Mistress By Blackmail(60)



His crushing mistrust hurt.

But how could she blame him when mere moments ago her mistrust had been blatant as well? Had she hurt him just as he’d hurt her? She studied him, tried to read behind the anger in his gaze. There was a flash of something. A wary need, a cautious want.

Someone had to be brave. Someone had to fight.

“I’m t-t-telling you the truth.” She met his glare, no longer hiding her emotions. “I love Matt like a brother. Not a lover.”

He must have caught something in her expression because he froze.

For a second, she thought she’d broken through and made him believe. Believe her. Believe in what they could have together.

Then he laughed his ugly laugh one more time. “Right.”

Clutching her hands to her chest she felt the tears, the useless, welling tears in her eyes. “Who did this to you?” she asked him once more, the cry coming straight from her soul, even though she knew it was useless.

Sipping his liquor, he didn’t meet her gaze.

A long, dead silence fell.

“I learned at an early age not to trust a woman.” His sudden harsh words startled her.

They pulled her away from contemplating her knotted hands. Yanked her away from her depressing thoughts of giving up on him, on them. Staring at him, she watched as he contemplated the golden liquid in his glass. “What happened?” she whispered, afraid to spook him.

“My dear momma wanted more,” he replied. “More than what my papa and I could give her.”

Holding her breath, she waited.

He sipped the liquor. Gave her a swift glance and then looked away. Yet this one glance told her more about the man than he’d ever shown her. Even when they’d made love. The glance held a wealth of pain and deep rage. Of a wound that had never healed.

“So she left.” His words were stiff as if he could barely push them out. “Left for the richer man, the better deal.”

She searched for a profusion of compassionate sayings and found only simplicity. “I’m sorry.”

His mouth curled in a grim attempt at a smile. “It is my father you should feel sorry for, not me. It killed him.”

“What?” She reached for him, even though he stood several feet apart from her.

His hand thrust out, a clear rejection. “Not directly. But he lost his will to live. I watched him die in front of me a few years later.”

“You stayed with him.”

“Certamente.” His eyes widened. “He needed me.”

“Your mother didn’t.”

“Needed?” His chuckle was raspy and rough. “Hardly. She didn’t want me. She made that clear.”

“I’m very sorry.” She wanted to move to him and touch him. Yet something about his stance told her she would meet only further rejection.

“As I said, there is no need.” He rolled back on his heels. “The experience taught me an invaluable lesson. All I have to do is remember my father’s face as my mother left him to remind myself that no woman can be trusted.”

“Every woman? Really?” The words burst out in an instant mixture of disbelief and frustration. “It isn’t that simple or easy.”

He stared at her, his look cool and clear and opaque.

He said nothing.

The silence lengthened as their wills fought a pivotal battle.
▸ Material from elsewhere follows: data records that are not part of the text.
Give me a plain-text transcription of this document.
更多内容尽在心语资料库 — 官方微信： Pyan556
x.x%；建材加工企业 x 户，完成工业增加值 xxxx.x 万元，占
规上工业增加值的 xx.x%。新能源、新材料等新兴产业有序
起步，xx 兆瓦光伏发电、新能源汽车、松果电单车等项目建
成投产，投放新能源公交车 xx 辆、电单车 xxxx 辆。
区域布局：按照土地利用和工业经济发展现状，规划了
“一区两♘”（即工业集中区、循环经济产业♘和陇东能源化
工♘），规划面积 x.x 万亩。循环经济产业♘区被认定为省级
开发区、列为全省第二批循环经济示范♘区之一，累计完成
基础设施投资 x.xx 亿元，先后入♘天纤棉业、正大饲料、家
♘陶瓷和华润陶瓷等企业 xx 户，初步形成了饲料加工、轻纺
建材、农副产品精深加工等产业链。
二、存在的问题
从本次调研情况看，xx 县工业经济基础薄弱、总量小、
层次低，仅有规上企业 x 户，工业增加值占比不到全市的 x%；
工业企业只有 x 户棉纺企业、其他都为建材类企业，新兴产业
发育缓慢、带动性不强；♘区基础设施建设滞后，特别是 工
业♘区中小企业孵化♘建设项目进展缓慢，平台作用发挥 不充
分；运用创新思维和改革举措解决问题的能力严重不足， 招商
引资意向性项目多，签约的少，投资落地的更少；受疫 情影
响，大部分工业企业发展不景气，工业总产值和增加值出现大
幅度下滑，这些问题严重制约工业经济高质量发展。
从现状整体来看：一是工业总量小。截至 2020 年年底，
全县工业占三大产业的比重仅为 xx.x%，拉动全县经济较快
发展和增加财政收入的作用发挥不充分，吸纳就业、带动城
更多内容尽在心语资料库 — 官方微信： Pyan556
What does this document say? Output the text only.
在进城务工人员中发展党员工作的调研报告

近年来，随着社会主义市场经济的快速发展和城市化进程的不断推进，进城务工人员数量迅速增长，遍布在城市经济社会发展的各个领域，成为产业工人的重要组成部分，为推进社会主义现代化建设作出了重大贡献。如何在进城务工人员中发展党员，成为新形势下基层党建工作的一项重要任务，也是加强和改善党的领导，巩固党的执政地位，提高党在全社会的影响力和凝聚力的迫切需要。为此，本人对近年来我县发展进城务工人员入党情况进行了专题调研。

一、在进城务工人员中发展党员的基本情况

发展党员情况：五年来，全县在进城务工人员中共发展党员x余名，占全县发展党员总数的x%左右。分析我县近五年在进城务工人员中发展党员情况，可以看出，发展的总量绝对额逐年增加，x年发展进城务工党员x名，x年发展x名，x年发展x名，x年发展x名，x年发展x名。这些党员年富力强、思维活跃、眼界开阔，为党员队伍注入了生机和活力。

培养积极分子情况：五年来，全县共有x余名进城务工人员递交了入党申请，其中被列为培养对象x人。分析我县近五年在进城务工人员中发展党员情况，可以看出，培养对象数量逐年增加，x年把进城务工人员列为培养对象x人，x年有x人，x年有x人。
Searching for some way to keep him talking, she latched onto the only thought crossing her mind. “How old were you?”

“Twelve.” He shrugged his shoulders as if trying to appear indifferent. But she saw the underlying tension. The small boy inside him who’d been hurt, terribly hurt.

“The same age as I was when pop gave me up.”

His gaze met hers. They were no longer blank. They were dark, almost black, with awful recollections. They both stood, staring at each other for a long moment. The connection hummed between them, not only sexual anymore.

Emotional. She was sure of it.

“It is of no consequence.” He glanced back down at his liquor. “It happened a long time ago.”

“That’s not true.” Her brain buzzed inside her head, trying to find the right words. Her heart bumped in her chest, hoping and praying she could reach him and convince him. Heal him. “You continue to carry around the baggage this left you. Examine your attitude towards women.”

He barked a cold laugh. “My conclusions about women did not come merely from what my momma did to my papa.”

“And you.”

He ignored her addition, an intense look of revulsion crossing his face. “I have had other salient experiences to teach me all I need to know about women.”

“What other experiences?” She didn’t want to know or think of him with other women. But this had to be brought out so she could understand him.